Le Comité international paralympique (IPC) avait en effet levé samedi, à la surprise générale et à une courte majorité, la suspension partielle infligée à la Russie et au Bélarus après l'invasion de l'Ukraine. Cette décision permet en principe aux sportifs des deux pays, exclus des Jeux paralympiques d'hiver de Pékin - au tout début de la guerre - puis admis à titre individuel et sous bannière neutre aux Jeux de Paris en 2024, de retrouver leurs pleins droits, c'est-à-dire hymnes, couleurs officielles et présence au tableau des médailles.

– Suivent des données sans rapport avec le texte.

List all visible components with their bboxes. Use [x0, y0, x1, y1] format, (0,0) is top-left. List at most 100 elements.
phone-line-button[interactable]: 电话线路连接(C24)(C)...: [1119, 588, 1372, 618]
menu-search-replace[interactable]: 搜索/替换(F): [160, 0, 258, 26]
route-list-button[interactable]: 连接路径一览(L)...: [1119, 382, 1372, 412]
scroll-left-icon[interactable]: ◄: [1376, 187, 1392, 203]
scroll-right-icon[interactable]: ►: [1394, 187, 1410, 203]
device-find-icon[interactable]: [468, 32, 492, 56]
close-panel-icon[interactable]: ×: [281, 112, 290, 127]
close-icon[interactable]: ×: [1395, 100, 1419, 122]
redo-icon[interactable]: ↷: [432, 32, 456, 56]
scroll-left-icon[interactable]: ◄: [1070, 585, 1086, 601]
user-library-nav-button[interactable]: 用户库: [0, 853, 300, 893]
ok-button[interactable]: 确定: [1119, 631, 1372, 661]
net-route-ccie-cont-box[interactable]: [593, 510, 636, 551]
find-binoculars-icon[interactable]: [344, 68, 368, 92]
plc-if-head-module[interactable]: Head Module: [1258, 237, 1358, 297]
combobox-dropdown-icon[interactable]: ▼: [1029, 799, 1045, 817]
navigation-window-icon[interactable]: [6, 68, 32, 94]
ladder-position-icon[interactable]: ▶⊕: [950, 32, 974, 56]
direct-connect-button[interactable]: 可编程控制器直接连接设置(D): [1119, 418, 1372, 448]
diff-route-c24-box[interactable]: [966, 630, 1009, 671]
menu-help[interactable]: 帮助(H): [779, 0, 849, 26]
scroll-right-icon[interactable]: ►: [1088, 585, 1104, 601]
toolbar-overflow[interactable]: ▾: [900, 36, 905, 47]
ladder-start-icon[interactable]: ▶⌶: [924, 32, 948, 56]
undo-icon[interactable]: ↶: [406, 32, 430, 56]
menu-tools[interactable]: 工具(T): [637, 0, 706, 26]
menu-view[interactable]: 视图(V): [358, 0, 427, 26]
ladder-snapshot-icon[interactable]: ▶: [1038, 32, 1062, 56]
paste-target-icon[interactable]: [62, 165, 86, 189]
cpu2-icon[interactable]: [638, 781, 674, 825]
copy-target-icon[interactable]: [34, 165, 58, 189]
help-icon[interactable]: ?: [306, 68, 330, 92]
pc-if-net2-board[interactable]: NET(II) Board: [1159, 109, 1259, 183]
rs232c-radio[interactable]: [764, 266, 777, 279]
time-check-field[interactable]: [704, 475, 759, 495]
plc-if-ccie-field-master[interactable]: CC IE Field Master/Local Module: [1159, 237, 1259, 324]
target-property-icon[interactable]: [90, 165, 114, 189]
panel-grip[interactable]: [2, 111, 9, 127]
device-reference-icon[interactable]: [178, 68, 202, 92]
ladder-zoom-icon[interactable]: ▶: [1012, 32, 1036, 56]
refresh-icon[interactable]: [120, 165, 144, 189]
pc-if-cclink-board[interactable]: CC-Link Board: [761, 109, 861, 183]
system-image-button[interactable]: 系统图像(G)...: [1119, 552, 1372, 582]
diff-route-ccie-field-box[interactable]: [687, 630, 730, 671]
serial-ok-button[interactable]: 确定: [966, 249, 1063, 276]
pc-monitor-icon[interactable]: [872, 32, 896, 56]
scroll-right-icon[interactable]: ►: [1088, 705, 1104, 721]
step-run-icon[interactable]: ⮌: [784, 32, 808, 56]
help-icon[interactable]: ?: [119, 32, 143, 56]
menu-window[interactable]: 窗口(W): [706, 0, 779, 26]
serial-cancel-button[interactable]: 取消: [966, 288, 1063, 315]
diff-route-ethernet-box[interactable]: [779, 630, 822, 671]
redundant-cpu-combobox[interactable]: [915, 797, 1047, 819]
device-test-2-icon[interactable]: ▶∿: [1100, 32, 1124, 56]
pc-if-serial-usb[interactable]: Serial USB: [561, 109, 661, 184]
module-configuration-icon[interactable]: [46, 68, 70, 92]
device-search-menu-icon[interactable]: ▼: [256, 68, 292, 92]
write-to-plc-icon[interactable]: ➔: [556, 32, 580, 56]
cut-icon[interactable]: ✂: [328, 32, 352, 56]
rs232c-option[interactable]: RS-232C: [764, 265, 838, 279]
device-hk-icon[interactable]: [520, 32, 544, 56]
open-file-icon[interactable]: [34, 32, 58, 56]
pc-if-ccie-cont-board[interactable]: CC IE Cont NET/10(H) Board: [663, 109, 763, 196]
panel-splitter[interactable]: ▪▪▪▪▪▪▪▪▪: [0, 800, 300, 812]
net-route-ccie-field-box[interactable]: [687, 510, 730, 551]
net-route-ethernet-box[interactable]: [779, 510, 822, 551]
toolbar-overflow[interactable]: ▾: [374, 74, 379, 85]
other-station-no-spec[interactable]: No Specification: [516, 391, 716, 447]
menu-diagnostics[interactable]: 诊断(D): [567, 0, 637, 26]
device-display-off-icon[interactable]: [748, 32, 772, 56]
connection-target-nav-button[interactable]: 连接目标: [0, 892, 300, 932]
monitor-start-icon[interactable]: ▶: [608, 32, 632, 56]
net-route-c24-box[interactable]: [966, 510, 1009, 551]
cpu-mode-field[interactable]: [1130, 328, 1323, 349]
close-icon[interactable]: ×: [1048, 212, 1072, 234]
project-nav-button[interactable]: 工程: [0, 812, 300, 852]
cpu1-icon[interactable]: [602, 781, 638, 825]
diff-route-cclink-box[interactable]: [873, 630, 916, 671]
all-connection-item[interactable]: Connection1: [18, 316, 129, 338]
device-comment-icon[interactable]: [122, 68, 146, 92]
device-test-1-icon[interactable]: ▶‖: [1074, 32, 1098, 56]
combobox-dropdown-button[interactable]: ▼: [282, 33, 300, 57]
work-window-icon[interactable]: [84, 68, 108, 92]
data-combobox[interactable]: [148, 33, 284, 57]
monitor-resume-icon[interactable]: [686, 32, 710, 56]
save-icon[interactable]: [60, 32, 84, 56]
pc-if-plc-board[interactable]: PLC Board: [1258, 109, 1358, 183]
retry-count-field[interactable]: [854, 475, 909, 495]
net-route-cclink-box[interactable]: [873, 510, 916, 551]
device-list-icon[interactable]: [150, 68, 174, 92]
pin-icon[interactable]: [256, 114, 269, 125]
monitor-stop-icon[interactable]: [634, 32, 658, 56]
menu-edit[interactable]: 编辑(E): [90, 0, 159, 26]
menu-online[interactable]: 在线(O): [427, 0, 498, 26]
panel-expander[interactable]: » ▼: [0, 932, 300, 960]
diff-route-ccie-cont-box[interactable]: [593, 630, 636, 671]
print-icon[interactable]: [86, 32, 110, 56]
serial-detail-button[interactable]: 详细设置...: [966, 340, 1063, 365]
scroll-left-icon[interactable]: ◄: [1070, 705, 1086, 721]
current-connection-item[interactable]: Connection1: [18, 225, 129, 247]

Le CIO rappelle que l'IPC, "conjointement avec les fédérations internationales responsables des sports paralympiques" - et qui pour l'heure sanctionnent toujours les deux pays -, "est l'autorité compétente pour les Jeux paralympiques".
En revanche, l'instance olympique réitère sa propre "approche pour les Jeux olympiques d'hiver de Milan-Cortina" (du 6 au 22 février 2026), décidée le 19 septembre par sa commission exécutive et qui reconduit à l'identique le dispositif des JO-2024 de Paris. Pour peu que les fédérations internationales leur ouvrent des voies de qualification, Russes et Bélarusses pourront concourir dans les épreuves individuelles, sous bannière neutre, à condition de ne pas être sous contrat avec l'armée ou les services de sécurité et de ne pas soutenir activement la guerre en Ukraine.